The outbound flight to Johannesburg departs on Saturdays at 10:00 a.m. and arrives in Johannesburg at 2:20 p.m. The return flight departs Johannesburg at 4:35 p.m. and arrives back in Angola at 7:05 p.m.
Meanwhile, in a statement released by ACI Africa, Secretary General Ali Tounsi reiterated that, in 2020, African airports witnessed a 67% drop in passenger traffic compared to 2019, from 226 million to 74 million, a scenario he described as “never seen before.” The downfall in passenger traffic at African airports has had a direct consequence on airport revenues, with the overall loss for 2020 at $2.4 billion, a drop of 66% from the 2019 revenue figures.
He continues to explain that this is not the first time that the aviation industry in Africa has been profoundly impacted by ground-breaking events, and with the current shutdown, damaging as it is, is only the first act in a drama that will end with an aviation landscape in Africa being substantially different from the one we knew at the start of 2020.

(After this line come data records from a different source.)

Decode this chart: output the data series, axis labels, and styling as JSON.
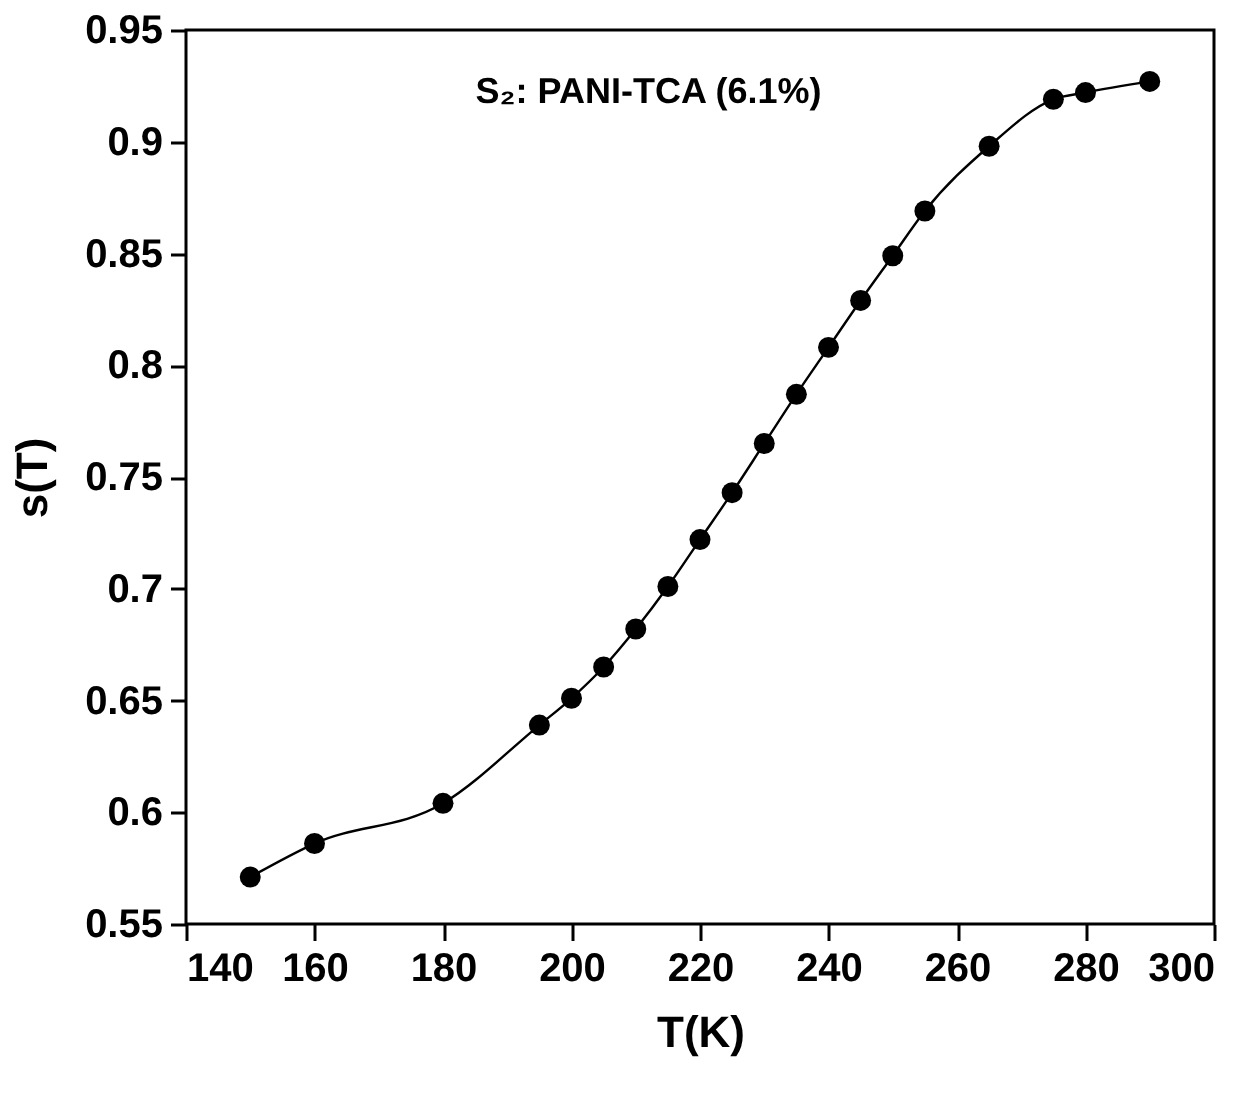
{
  "chart_data": {
    "type": "line",
    "xlabel": "T(K)",
    "ylabel": "s(T)",
    "annotations": [
      "S₂: PANI-TCA (6.1%)"
    ],
    "x": [
      150,
      160,
      180,
      195,
      200,
      205,
      210,
      215,
      220,
      225,
      230,
      235,
      240,
      245,
      250,
      255,
      265,
      275,
      280,
      290
    ],
    "series": [
      {
        "color": "#000000",
        "values": [
          0.571,
          0.586,
          0.604,
          0.639,
          0.651,
          0.665,
          0.682,
          0.701,
          0.722,
          0.743,
          0.765,
          0.787,
          0.808,
          0.829,
          0.849,
          0.869,
          0.898,
          0.919,
          0.922,
          0.927
        ]
      }
    ],
    "marker": "circle",
    "line_style": "solid",
    "xlim": [
      140,
      300
    ],
    "xticks": [
      140,
      160,
      180,
      200,
      220,
      240,
      260,
      280,
      300
    ],
    "ylim": [
      0.55,
      0.95
    ],
    "yticks": [
      0.55,
      0.6,
      0.65,
      0.7,
      0.75,
      0.8,
      0.85,
      0.9,
      0.95
    ],
    "grid": false
  }
}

“Airports are vital gears in the aviation ecosystem and are important engines of economic growth, wealth creation, and employment. Airports can and will be one of the main drivers of the aviation recovery but they cannot do this alone,” Tounsi said.
“The industry is stronger together, and by together I mean all the aviation stakeholders, including the Governments and airlines. By coming together, we will lay the foundations of recovery for sure, but as far as Africa is concerned, it will also help us tackle the hurdles which existed prior to COVID-19 to ensure that the air transport industry can deliver the economic and social benefits to the communities that it serves on the continent in a durable and sustainable manner,” continued Tounsi.
Even as aviation continues to face numerous and diverse challenges – from those concerning air traffic management to those concerning safety, the environment and many others – airlines are right now slowly returning to the skies, providing hope for the industry recovery, albeit with strict travel regulations to ensure safe travel experience for customers and employees.